Step-by-step: How to secure your systems

  1. Install the July cumulative update on every Windows endpoint that can launch Remote Desktop. This includes workstations, laptops, jump boxes, and servers used for administration. If you rely on WSUS, Microsoft Update Catalog, or configuration manager, accelerate the approval for KB5101650 and its equivalent packages for other platforms.
  2. Lock down .rdp file handling. Configure Group Policy to block opening .rdp files from untrusted sources, or set a policy that forces users to review and approve all redirections before connecting. The April 2026 warning dialog can be temporarily rolled back through policy for compatibility reasons, but Microsoft has warned that the rollback option may disappear in a future update. If your organization reversed the change to avoid help-desk friction, revisit that decision now.
  3. Limit where users can connect via Remote Desktop. Use firewalls, DNS filtering, Remote Desktop Gateway servers, and Conditional Access rules to restrict outbound RDP traffic to known, approved destinations. This reduces the chance that a user will accidentally or deliberately connect to a malicious server.
  4. Audit help-desk and vendor playbooks that involve .rdp file exchanges. If your support teams routinely email RDP files or instruct users to download them from portals, shift to a more secure distribution method, such as an authenticated web portal with server-side validation.
  5. Train staff to treat unexpected RDP prompts the same way they treat phishing emails. A pop-up asking to connect to a remote PC you didn’t initiate should raise immediate suspicion. Encourage users to contact IT before proceeding.

What’s next

As of this writing, Microsoft has not reported any active exploitation of CVE-2026-58539, and CISA’s analysis lists exploitation as “none.” No public proof-of-concept code has been published. That could change as researchers dig into the patch, but the immediate risk is low. The defensible move is to patch now while the vulnerability remains theoretical rather than waiting for an in-the-wild attack that forces an emergency deployment.

The bigger question is whether subsequent reverse-engineering will reveal exactly what data an attacker can siphon.

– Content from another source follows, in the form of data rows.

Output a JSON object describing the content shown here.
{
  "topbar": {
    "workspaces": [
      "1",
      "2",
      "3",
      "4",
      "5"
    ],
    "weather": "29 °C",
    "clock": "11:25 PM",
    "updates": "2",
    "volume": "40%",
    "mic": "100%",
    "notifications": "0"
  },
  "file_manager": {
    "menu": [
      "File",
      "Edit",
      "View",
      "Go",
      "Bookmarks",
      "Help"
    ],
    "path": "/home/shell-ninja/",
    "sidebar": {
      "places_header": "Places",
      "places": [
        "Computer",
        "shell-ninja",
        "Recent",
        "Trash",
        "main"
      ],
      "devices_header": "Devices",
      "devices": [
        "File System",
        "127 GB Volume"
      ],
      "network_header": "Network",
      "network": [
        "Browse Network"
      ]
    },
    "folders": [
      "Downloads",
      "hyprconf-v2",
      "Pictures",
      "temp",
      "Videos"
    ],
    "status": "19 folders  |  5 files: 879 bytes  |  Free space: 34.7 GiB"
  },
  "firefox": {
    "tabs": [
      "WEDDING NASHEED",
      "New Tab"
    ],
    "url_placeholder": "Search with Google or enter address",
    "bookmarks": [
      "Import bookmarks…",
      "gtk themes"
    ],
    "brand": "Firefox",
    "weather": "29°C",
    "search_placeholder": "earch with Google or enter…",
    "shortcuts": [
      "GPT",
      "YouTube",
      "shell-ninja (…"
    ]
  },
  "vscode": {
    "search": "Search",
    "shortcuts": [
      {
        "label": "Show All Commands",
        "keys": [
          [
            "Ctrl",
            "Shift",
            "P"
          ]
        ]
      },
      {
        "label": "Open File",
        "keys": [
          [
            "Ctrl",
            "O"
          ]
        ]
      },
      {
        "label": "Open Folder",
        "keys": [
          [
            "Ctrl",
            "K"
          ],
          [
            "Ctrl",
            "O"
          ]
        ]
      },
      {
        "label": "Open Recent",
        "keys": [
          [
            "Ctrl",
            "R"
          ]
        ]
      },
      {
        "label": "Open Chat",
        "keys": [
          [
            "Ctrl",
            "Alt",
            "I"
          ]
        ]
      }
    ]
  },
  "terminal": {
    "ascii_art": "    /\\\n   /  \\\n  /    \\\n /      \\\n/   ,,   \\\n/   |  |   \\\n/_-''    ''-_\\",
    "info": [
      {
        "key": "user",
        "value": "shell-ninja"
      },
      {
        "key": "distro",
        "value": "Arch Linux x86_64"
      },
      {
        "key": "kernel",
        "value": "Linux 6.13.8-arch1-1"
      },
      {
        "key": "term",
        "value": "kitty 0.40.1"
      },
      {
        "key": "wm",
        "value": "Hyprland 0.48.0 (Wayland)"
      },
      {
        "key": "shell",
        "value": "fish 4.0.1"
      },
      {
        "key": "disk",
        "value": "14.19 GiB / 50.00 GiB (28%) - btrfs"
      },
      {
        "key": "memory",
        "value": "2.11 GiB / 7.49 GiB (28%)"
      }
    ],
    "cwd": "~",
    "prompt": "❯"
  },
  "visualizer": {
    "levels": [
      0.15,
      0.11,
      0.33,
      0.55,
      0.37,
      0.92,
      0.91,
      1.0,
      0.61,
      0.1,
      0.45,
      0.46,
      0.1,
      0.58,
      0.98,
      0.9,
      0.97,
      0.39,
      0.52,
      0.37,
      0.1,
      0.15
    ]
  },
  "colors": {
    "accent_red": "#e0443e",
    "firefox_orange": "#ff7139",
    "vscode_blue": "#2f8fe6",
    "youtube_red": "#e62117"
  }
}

Until then, the safe assumption is that any information visible on the screen or passing through the RDP channel—including credentials, documents, and clipboard contents—could be at risk when an unpatched client connects to a hostile server.

Microsoft says the July update has no known issues, making it an unusually clean patch candidate. For organizations that still block Windows updates out of caution, this is one case where the security fix outweighs the usual fear of breaking something. Patch the clients, review your RDP policies, and keep an eye on the threat intelligence feeds. If the bad guys weaponize this bug, the early warning signs will show up there first.